IN this era of large-scale transnational female labor migration, the Filipino family has had to deal with profound changes, foremost of which is the situation of motherless children. This has in turn caused a shift in gender roles that has forced the men to assume the role of caregivers in the absence of their wives.
"Men as Mothers" tells the stories, some not so successful, of fathers and husbands in coping with the gender role reversal that has resulted in what sociologist Alicia Pingol calls a new masculine image that does not necessarily threaten Pinoy manhood. Stay-at-home husbands do so invariably by efficiently managing their wives’ remittances, remaining loyal spouses, attending to their children’s needs, or continuing to contribute economically to the family income.
The traditional notions of housework and child care as "feminine" however prevent many men from playing the role of mothers to the hilt. Often husbands who are left behind delegate the household tasks to female relatives (given an extended family setup), at times even to the eldest daughter.

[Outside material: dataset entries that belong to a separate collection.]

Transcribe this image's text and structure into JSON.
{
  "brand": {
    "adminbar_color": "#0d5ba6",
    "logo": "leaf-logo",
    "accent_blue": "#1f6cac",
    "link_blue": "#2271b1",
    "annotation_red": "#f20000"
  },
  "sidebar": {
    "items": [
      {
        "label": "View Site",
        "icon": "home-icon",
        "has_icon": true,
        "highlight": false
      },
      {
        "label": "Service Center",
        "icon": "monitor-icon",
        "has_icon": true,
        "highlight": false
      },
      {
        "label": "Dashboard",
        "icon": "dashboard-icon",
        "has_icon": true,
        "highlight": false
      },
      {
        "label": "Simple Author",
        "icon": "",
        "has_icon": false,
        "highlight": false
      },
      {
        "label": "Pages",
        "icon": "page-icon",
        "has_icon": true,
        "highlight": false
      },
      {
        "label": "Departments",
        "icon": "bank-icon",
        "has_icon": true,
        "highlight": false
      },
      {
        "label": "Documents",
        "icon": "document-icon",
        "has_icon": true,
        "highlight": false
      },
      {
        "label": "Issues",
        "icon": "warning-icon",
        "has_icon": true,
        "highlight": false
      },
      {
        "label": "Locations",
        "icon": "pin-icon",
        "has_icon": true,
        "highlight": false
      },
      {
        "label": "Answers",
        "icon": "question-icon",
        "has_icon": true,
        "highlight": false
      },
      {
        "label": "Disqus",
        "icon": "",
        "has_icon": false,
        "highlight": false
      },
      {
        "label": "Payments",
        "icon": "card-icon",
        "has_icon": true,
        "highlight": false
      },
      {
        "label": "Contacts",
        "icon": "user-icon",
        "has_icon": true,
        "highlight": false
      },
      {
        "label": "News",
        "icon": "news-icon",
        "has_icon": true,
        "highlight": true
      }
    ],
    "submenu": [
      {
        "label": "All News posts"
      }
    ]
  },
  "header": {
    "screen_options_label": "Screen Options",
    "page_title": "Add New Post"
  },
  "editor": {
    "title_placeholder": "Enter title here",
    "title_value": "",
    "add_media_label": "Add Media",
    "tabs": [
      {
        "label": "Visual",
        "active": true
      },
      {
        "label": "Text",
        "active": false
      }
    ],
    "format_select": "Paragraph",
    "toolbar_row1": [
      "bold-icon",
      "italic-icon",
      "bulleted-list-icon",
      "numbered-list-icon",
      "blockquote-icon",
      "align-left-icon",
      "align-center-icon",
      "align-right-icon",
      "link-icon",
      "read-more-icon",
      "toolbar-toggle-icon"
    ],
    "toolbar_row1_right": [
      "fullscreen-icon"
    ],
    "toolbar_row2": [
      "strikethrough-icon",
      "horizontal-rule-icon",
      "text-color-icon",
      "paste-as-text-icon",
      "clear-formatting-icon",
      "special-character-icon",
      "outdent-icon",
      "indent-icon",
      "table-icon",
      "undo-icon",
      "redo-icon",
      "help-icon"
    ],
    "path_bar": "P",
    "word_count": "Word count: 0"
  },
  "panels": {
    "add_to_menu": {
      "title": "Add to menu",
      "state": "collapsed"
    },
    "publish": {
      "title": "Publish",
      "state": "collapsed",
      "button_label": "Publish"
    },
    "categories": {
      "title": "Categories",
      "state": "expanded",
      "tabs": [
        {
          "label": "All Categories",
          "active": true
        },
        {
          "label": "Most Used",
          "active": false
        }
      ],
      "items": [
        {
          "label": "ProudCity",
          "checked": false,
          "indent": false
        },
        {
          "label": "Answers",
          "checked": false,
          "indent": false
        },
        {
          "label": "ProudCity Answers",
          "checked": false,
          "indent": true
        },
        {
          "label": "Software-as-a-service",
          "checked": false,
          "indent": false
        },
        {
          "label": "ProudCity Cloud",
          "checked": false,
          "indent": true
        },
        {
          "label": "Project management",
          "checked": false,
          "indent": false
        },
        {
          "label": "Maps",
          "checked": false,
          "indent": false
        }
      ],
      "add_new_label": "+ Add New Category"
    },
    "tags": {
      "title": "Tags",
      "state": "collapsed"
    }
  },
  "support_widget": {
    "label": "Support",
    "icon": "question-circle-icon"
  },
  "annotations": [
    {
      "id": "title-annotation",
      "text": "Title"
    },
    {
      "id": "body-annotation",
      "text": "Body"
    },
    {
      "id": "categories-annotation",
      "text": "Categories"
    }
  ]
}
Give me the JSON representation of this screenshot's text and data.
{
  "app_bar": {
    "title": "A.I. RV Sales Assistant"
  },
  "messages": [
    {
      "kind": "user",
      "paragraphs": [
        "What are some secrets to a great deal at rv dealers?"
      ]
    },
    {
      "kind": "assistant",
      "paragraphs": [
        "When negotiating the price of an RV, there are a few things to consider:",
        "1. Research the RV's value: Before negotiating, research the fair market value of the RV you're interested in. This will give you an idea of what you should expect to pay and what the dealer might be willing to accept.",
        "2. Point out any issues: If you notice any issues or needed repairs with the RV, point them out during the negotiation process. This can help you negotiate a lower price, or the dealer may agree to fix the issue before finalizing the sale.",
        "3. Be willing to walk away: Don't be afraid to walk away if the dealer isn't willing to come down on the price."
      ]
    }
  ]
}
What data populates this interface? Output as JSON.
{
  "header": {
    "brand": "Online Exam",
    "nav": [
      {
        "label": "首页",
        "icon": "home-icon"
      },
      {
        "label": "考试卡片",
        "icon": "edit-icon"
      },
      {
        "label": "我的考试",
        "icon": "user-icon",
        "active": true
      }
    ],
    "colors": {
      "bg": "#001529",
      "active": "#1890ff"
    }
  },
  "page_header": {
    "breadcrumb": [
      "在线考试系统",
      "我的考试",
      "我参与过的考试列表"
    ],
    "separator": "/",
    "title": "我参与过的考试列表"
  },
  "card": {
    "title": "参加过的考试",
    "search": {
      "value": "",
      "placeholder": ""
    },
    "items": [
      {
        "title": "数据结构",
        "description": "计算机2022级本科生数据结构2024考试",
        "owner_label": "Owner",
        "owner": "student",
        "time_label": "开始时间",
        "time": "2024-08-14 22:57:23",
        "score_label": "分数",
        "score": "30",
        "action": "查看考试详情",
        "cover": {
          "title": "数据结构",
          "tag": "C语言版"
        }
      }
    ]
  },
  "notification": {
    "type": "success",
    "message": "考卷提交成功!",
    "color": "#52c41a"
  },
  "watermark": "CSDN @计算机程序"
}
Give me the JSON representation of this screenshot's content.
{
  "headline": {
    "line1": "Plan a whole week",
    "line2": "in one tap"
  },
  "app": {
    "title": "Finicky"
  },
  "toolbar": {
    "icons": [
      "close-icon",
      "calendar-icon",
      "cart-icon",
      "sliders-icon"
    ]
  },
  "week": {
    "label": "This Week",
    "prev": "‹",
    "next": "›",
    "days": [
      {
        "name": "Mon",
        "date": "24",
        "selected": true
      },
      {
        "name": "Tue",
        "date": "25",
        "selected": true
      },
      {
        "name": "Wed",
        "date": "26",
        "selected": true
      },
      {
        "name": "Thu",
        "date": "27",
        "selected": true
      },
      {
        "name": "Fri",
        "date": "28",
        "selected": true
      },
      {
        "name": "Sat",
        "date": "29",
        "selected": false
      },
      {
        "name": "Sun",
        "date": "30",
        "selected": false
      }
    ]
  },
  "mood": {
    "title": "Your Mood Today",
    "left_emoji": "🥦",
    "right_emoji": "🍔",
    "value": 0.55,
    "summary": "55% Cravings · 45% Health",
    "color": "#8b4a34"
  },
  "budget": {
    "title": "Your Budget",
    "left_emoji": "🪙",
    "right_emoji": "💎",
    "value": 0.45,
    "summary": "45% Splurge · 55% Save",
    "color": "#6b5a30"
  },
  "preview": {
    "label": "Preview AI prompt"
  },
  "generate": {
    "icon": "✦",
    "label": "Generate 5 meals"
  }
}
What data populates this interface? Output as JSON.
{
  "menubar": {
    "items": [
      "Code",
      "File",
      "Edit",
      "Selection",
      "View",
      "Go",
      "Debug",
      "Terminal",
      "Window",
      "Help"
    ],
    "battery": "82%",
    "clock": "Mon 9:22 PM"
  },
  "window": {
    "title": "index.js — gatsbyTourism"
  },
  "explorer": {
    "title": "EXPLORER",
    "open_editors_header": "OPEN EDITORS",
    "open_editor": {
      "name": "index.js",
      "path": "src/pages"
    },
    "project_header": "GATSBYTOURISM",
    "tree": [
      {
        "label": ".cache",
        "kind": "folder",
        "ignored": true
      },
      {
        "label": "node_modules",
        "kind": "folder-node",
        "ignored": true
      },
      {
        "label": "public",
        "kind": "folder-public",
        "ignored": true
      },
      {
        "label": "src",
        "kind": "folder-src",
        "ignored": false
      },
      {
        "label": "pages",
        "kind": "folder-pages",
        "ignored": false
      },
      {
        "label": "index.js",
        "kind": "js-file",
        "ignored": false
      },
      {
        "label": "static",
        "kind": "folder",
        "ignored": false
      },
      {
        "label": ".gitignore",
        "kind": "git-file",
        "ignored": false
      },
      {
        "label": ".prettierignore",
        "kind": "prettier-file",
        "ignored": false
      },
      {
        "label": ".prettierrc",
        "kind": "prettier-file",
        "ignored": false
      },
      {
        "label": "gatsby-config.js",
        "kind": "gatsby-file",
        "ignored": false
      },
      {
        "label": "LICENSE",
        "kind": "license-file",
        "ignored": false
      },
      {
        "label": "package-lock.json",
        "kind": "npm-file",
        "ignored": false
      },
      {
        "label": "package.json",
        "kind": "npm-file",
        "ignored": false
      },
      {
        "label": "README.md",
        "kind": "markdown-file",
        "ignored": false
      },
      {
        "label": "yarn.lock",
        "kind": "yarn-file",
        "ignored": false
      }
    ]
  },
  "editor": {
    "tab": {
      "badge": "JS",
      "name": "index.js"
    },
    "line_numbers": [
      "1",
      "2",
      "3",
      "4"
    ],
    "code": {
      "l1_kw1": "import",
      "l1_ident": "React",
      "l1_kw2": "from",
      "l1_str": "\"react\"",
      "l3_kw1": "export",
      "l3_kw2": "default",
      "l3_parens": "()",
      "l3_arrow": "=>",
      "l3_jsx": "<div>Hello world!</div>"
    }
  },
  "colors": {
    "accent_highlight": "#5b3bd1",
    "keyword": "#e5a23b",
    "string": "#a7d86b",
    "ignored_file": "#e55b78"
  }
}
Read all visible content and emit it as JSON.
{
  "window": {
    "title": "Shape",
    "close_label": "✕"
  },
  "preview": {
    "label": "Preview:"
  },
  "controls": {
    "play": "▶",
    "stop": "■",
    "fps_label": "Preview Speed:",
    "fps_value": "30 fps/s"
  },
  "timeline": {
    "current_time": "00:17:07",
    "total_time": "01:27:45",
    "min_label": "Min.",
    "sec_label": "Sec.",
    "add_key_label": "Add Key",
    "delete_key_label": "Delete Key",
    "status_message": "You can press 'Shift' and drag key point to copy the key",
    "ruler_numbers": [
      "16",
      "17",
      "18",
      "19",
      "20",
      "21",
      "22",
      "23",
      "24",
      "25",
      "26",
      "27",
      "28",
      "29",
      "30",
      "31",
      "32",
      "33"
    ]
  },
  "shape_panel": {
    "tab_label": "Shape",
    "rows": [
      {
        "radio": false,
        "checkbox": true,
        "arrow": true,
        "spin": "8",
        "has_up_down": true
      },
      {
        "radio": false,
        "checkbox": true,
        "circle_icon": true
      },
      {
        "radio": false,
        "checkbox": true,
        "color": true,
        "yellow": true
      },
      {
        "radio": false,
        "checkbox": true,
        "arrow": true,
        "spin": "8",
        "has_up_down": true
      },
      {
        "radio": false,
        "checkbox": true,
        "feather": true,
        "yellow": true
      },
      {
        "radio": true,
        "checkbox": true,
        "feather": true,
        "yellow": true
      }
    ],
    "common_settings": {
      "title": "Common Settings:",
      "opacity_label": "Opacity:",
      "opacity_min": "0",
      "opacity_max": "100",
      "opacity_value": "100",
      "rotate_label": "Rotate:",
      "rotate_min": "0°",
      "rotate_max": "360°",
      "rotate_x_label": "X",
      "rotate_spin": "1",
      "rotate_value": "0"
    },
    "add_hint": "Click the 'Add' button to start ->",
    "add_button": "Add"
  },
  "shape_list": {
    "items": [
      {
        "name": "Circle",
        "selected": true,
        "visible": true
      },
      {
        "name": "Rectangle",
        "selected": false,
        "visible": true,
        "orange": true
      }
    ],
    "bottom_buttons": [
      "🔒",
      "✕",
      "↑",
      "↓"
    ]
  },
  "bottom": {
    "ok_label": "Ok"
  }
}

Still, there are a few who have willingly embraced the "second shift." Ever since wife Florence decided to resume her work as a nurse in Jeddah for the sake of the family’s finances, Maximino ‘Macoy’ Leyba has kept house — cooking their meals, taking care of the children, doing the laundry, ironing the clothes, and balancing the family budget.
An overseas worker himself assigned as a transport firm supervisor in Saudi Arabia until 2002, Macoy says he has gotten used to the household tasks after doing the same routine day after day for the last three years.
But Macoy admits life has not been easy since he became Mr. Mom. "It’s hard for the man to become the mother. if you think about it, it’s a heavy burden. Of course, fathers can take care of their children. But I can’t do everything a mother does."